Prof. Owasanoye identified the limitations of asset recovery in the fight against corruption as: muting the utility of non-conviction based asset recovery where the offender remains in public office to accumulate other illicit assets; retention of other assets undermines public confidence where all illicit assets are not traced, and non-conviction based asset recovery without imprisonment is perceived by the public as not full deterrent of wrongful conduct.
He articulated three actions that should be taken by the member countries of the African Union in the fight against corruption, particularly asset recovery. The actions include implementing the Common African Position on Asset Recover (CAPAR) standards; implementing the recommendations of the Thabo Mbeki Report, and advocating a model template for International Asset Return.
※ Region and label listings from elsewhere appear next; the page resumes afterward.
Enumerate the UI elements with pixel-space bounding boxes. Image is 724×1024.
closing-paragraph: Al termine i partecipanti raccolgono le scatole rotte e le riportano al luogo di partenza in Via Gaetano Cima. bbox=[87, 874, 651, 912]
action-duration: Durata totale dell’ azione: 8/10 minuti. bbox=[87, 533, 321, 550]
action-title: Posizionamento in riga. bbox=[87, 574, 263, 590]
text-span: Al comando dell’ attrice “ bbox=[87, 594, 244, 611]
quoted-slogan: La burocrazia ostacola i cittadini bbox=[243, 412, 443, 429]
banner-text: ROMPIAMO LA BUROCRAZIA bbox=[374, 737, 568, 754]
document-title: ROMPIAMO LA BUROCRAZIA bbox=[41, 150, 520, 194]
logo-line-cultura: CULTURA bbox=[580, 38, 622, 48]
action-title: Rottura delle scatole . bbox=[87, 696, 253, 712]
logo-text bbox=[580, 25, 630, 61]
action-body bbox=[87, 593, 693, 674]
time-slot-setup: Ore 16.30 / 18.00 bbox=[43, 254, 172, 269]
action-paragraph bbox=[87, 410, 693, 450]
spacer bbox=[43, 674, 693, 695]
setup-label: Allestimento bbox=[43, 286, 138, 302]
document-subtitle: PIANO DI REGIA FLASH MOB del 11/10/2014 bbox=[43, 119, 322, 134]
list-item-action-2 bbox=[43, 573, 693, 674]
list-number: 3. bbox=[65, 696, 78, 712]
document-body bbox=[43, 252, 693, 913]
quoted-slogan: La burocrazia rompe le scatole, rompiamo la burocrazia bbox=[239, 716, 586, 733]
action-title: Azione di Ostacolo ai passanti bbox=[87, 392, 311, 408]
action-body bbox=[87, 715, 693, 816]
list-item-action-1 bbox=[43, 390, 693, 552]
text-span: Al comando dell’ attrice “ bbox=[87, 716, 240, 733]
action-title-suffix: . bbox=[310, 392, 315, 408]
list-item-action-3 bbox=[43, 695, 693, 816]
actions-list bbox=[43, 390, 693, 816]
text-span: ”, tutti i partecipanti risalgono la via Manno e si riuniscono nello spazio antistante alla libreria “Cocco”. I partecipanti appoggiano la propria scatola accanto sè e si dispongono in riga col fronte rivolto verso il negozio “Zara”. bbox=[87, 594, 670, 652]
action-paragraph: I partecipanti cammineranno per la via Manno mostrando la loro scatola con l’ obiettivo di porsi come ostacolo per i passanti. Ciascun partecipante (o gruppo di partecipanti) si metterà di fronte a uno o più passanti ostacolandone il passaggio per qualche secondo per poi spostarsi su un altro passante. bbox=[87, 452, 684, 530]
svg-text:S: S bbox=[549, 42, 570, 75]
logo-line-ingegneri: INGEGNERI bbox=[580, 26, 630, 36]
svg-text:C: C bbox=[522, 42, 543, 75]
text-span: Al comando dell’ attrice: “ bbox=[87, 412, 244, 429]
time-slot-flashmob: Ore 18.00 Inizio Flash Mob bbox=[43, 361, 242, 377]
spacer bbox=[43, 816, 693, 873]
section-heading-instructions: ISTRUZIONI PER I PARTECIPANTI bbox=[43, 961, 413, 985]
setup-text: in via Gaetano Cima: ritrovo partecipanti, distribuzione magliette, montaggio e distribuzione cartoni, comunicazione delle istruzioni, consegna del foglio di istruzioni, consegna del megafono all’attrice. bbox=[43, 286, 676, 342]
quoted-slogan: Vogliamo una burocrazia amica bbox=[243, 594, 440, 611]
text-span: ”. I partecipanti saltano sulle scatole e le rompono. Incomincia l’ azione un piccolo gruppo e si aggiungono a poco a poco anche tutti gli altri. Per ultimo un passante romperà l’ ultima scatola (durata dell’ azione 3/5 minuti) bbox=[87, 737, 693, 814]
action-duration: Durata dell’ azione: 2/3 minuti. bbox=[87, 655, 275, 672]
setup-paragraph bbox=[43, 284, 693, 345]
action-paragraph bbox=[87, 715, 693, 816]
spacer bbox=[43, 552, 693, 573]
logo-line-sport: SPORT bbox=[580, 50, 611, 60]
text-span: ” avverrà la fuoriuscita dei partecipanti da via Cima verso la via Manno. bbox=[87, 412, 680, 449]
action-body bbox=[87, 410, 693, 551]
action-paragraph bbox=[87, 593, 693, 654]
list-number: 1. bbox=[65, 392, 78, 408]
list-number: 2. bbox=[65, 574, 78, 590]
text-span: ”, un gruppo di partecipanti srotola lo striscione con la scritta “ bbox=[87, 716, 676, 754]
He said, “The African Union Heads of Government need to implement the low hanging fruits of the Mbeki Panel Recommendations viz – establishing specialized asset forfeiture/recovery units locally and within AU structure; and complying with Article 4 (1) and Article 20 (1) of AUCPCC, by providing required information in compliance with AU Executive Council Decision by designating a national authority and criminalizing acts of corruption.
“The African Union Heads of Government need to combine diplomatic, civil and criminal forfeiture mechanisms for asset recovery and not just diplomatic measures as well as establish transparent mechanisms for management and use of returned assets.
“They also should demand transparent parameters and a timetable for return of assets to Africa including stolen artefacts. This is to eliminate ‘musical chairs’ in asset return. In addition, the AU Heads of Government need to advocate the application of common standards of governance on use of returned assets”.